Dalam Islamic Studies, aturannya, juga berlaku apa yang diistilahkan oleh Thomas Kuhn dengan “normal science” dan “revolutionary science”. Jika pergeseran gugusan pemikiran dari wilayah “normal science” ke wilayah “revolutionary science” tidak dimungkinkan, maka sebenarnya predikat “Studies” tidak tepat lagi dikenakan padanya. Barangkali Ia lebih tepat disebut sebagai “Islamic doctrine” atau dogma. Kemungkinan terjadinya perubahan dalam wilayah Islamic Studies, sebenarnya tidaklah terlalu perlu dikhawatirkan lantaran inti pemikiran keislaman yang berporos pada Tauhid dan bermoralitas Qur’an akanlah tetap seperti itu adanya. Hanya saja rumusan-rumusan baru, pendekatan-pendekatan kontemporer, bahkan uraian yang aktual-kontekstual tidak dapat tidak harus diupayakan dan diprogramkan mengingat perubahan cara berpikir manusia era teknologi-modern, yakni, manusia abad ilmu dan teknologi industri serta globalisasi budaya tidaklah sama dan sebañgun dengan cara dan pola berpikir manusia era pra-scientific-agraris. Setidaknya, bahasa dan pola berpikir yang digunakan sudahlah harus disesuaikan dengan muatan pengalaman manusia modern era ilmu dan teknologi, tanpa harus meninggalkan warisan khazanah keagamaan Islam. Jika hal ini tidak dilakukan, maka diskursus “Islamic Studies” akan tertinggal dari laju dinamika zaman.  
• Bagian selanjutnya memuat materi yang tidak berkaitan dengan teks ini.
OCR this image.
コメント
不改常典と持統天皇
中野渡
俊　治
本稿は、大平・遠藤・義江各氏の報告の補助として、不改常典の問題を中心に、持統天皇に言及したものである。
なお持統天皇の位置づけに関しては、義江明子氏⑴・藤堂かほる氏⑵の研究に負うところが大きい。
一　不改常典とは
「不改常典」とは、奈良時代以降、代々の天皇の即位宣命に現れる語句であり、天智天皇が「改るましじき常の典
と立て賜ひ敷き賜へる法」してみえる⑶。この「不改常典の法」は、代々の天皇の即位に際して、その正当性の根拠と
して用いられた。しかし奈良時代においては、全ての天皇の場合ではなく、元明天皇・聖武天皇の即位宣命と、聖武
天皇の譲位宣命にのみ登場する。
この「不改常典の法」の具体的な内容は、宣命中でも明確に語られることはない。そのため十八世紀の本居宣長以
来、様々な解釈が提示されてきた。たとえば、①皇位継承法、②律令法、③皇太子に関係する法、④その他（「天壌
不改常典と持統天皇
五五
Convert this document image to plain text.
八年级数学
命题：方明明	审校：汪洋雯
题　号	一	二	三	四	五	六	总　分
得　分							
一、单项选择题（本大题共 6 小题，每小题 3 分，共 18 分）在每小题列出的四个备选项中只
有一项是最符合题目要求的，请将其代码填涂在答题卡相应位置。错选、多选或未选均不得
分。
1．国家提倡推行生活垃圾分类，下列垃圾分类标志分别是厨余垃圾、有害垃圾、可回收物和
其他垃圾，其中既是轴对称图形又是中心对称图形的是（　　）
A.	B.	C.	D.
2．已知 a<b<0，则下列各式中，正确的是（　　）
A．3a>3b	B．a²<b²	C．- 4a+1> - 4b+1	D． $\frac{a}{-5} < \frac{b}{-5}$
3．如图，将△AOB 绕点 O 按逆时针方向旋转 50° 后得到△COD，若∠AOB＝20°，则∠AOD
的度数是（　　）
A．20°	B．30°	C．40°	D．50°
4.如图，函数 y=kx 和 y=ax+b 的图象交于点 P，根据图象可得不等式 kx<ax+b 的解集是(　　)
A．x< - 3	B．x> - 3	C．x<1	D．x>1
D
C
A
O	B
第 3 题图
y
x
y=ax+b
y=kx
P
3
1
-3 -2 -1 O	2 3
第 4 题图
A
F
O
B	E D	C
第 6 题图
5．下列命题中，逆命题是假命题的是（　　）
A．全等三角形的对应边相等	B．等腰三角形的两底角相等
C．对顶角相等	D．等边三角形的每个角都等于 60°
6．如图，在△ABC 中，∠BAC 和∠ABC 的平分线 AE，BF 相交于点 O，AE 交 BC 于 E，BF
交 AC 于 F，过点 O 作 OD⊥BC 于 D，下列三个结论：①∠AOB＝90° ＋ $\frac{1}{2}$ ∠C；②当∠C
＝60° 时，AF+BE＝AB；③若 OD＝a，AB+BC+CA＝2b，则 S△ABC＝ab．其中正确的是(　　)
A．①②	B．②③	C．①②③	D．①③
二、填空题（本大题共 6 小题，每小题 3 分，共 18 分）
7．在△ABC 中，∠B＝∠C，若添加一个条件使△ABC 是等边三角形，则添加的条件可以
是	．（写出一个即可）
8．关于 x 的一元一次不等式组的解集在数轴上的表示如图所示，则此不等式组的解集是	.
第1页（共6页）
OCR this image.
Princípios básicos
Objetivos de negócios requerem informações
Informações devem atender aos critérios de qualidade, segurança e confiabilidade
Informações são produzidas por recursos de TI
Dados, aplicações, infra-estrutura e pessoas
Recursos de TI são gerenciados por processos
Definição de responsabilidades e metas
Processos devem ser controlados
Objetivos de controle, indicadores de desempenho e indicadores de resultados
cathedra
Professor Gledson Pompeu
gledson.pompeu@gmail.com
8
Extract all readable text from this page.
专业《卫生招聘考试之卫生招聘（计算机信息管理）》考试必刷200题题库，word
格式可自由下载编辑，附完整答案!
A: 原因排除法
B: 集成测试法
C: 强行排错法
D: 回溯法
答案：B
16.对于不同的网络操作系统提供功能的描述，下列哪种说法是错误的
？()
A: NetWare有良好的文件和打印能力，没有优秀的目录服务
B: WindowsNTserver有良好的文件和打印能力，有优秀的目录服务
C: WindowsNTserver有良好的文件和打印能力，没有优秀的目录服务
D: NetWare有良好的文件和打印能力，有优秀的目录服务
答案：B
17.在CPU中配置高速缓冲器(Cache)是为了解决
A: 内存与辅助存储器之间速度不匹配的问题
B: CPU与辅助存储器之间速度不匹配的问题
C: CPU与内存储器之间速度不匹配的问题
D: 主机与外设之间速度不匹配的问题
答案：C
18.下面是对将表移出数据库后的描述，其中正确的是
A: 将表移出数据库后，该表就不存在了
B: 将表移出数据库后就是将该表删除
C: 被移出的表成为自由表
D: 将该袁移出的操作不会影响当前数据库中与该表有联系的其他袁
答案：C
Yang ingin digaris bawahi disini adalah bahwasanya pemanfaatan berbagai metoda keilmuan dalam wilayah studi keislaman in the new style (fashion) bukanlah dimaksudkan untuk mereduksi ajaran agama Islam hanya sebatas sebagai fenomena sosial belaka, namun lebih dari itu. Lewat pemanfaatan berbagai metode dimaksud ini, manusia Muslim akan diperkernalkan bagaimana sesungguhnya manusia Muslim dalam wilayah ajaran (das sollen) dan bagaimana pula manusia Muslim dalam dataran senyatanya (das sein). Pergumulan antara keduanya sangat menarik untuk diketahui, dipelajari, direnungkan secara mendalam, dirumuskan sehingga akan dapat memberi sumbangan yang berharga bagi pengembangan studi keislaman. Dengan demikian, para peminat studi keislaman juga akan dapat diantarkan ke depan pintu gerbang memahami agama Islam tidak hanya sebagai doktrin yang bersifat monolitik, tetapi sekaligus juga dapat memahami Islam yang bersifat pluralistik. Keanekaragaman masyarakat Muslim di seantaro dunia adalah merupakan kenyataan yang tidak bisa dilepaskan sama sekali dan nuansa ajaran agama Islam yang bersifat doktrinal-monolitik.  Semoga berkah, di hari yang cerah ini, sampai jumpa besok. Bangun Tapan, Bantul, Yogyakarta.